Pengertian Teologi Sosial
            Pengertian teologi sosial mempunyai pengertian dalam dua macam, yang pertama yaitu dalam arti luas dan dalam arti sempit.
Teologi sosial dalam arti luas yaitu sebagai semacam teologi fundamental di mana teologi sosial merupakan orientasi seluruh teologi dan bukan merupakan bagiaan atau cabang teologi tertentu. Karena teologi selalu harus berbicara berhadapan dengan masyarakat, maka seluruh usaha teologi harus mempunyai ciri sosial atau kontekstual, agar dapat dimengerti secara lebih jelas dank arena itu lebih berfungsi bagi gereja. Dalam arti luas, teologi sosial kita mengerti sebagai dimensi, arus, arah dasar, orientasi atau cakrawala seluruh usaha refleksi teologis.
Teologi sosial dalam arti sempit yaitu sebagai teologi khusus tentang keterlibatan umat dalam menghadapi umat dalam masalah-masalah masyarakat. Dan yang menjadi perhatian kita dalam teologi sosial adalah dalam arti sempit ini.[1]

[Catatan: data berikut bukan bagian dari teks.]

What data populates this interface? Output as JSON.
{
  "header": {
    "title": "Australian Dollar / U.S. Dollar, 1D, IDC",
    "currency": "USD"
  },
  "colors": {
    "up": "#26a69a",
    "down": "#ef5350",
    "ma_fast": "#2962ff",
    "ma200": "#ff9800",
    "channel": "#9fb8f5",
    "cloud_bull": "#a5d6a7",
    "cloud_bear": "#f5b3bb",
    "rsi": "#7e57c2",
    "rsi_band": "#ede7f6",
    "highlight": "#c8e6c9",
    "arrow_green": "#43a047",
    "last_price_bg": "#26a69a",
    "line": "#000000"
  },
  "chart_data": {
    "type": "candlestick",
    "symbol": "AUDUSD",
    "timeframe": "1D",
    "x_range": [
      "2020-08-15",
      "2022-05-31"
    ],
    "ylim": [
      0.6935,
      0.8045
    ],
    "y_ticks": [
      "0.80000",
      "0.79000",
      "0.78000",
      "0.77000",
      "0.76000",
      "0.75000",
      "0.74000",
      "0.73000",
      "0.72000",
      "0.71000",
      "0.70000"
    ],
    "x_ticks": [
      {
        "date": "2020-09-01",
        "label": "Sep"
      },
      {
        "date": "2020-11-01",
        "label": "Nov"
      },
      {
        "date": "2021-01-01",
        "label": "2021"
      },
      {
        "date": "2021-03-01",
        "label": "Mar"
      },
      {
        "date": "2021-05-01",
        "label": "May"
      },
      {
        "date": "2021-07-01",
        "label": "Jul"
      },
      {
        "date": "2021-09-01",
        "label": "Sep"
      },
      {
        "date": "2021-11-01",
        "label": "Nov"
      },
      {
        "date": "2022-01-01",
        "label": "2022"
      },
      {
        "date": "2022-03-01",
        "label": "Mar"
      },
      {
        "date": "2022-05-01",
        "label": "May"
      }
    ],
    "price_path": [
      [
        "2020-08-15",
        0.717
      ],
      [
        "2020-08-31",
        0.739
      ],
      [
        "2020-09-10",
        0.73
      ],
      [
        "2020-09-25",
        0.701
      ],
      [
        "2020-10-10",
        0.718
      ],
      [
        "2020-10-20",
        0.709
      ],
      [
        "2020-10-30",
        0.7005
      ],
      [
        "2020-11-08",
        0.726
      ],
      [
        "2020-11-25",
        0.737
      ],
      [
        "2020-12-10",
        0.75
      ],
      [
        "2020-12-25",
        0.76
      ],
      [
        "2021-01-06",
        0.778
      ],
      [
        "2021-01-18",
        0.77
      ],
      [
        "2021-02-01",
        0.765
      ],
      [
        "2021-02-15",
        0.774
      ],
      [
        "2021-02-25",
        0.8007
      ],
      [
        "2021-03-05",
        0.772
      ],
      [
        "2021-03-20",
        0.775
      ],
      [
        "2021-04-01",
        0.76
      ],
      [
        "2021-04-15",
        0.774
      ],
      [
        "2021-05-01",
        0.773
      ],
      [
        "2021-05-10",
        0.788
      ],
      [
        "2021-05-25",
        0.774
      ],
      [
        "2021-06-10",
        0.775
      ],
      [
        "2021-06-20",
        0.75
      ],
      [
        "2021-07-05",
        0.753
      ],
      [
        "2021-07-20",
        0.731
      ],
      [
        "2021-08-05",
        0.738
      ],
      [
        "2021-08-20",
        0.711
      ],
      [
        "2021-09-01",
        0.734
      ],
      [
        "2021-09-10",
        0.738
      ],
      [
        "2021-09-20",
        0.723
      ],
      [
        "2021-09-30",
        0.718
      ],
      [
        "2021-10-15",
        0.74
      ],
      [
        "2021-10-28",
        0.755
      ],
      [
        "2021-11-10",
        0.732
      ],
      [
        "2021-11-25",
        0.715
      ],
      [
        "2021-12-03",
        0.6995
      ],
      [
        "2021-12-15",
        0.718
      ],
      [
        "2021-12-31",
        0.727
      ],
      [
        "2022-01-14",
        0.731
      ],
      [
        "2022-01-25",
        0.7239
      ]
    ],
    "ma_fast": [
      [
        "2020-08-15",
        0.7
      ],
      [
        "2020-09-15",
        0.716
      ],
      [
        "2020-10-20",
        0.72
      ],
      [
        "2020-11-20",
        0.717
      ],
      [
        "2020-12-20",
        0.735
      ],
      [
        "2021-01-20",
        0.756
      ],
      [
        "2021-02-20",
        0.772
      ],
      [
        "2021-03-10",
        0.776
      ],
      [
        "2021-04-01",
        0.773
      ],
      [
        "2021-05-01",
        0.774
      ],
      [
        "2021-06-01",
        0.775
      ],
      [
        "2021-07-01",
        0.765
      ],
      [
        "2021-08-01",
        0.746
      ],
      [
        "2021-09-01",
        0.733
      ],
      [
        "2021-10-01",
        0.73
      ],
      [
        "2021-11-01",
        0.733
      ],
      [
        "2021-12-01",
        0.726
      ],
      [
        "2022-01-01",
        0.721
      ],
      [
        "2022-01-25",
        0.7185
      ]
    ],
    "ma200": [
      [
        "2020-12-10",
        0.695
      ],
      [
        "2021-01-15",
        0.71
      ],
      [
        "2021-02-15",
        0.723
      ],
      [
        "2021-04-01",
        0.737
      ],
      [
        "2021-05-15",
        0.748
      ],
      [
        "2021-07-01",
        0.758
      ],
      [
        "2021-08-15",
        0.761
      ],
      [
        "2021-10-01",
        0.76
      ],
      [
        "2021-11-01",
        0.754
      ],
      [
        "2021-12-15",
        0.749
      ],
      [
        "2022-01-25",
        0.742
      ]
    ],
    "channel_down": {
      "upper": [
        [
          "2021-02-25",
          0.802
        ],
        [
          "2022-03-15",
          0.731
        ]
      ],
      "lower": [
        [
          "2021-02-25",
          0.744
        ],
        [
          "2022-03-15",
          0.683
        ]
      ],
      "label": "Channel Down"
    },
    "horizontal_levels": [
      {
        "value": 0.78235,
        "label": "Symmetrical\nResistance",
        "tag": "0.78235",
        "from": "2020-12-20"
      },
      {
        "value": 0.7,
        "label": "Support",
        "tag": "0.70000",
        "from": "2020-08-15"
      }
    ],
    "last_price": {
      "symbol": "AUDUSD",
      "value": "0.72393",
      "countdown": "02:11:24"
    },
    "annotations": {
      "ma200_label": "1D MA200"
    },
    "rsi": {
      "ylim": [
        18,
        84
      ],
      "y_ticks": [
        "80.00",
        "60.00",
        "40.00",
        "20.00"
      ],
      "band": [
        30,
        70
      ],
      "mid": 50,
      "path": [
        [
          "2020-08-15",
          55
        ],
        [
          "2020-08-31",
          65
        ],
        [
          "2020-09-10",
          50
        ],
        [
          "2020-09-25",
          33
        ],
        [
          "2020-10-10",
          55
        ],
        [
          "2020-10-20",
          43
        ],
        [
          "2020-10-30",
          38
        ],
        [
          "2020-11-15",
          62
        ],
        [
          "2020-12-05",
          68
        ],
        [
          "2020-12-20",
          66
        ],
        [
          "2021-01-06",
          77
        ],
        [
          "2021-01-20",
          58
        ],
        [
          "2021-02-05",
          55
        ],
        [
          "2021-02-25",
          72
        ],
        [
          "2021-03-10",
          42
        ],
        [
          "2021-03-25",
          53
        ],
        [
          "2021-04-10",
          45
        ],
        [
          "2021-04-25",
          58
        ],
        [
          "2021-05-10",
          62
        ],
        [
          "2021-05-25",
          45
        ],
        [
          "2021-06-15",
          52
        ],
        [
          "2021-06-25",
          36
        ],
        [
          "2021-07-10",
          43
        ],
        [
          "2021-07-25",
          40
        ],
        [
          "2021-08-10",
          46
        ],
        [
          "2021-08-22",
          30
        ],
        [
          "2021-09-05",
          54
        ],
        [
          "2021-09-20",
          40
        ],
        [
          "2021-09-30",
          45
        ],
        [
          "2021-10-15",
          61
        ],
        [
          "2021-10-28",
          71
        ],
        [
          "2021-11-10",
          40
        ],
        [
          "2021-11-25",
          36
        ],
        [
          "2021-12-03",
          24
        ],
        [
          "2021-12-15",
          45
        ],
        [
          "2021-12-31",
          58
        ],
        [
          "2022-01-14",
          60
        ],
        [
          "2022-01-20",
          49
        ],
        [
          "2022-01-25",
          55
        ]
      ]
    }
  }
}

Pengertian Penderitaan Sebagai Locus Teologi Sosial
            Menurut KUBI, penderitaan berasal dari kata derita yaitu sesuatu yang ditanggung di hati (seperti kegersangan, kesusahan). Penderitaan cenderung dikaitkan dengan menderita yakni menanggung sesuatu yang tidak menyenangkan. Penderitaan adalah proses atau cara menderita dan juga penanggungan terhadap diri seseorang manusia.[2]
Penderitaan adalah sebuah pengalaman universal manusia, sesuatu yang tidak diingini oleh manusia dari semua umur, ras, status dan agama.[3] Penderitaan atau menderita dapat digunakan dalam pengertian ‘mengalami’ dan ‘memikul’ sehingga penderitaan adalah pengalaman penderitaan atau kesengsaraan yang di dalamnya keberadaan/manusia sadar tentang perampasan maksud atau fungsi mereka.[4] Penderitaan adalah sebuah pengalaman atau sebuah hal yang dipikul yaitu perampasan tujuan atau peran mereka baik oleh orang lain maupun oleh keberadaannya sendiri secara eksistensi maupun aksen-aksennya.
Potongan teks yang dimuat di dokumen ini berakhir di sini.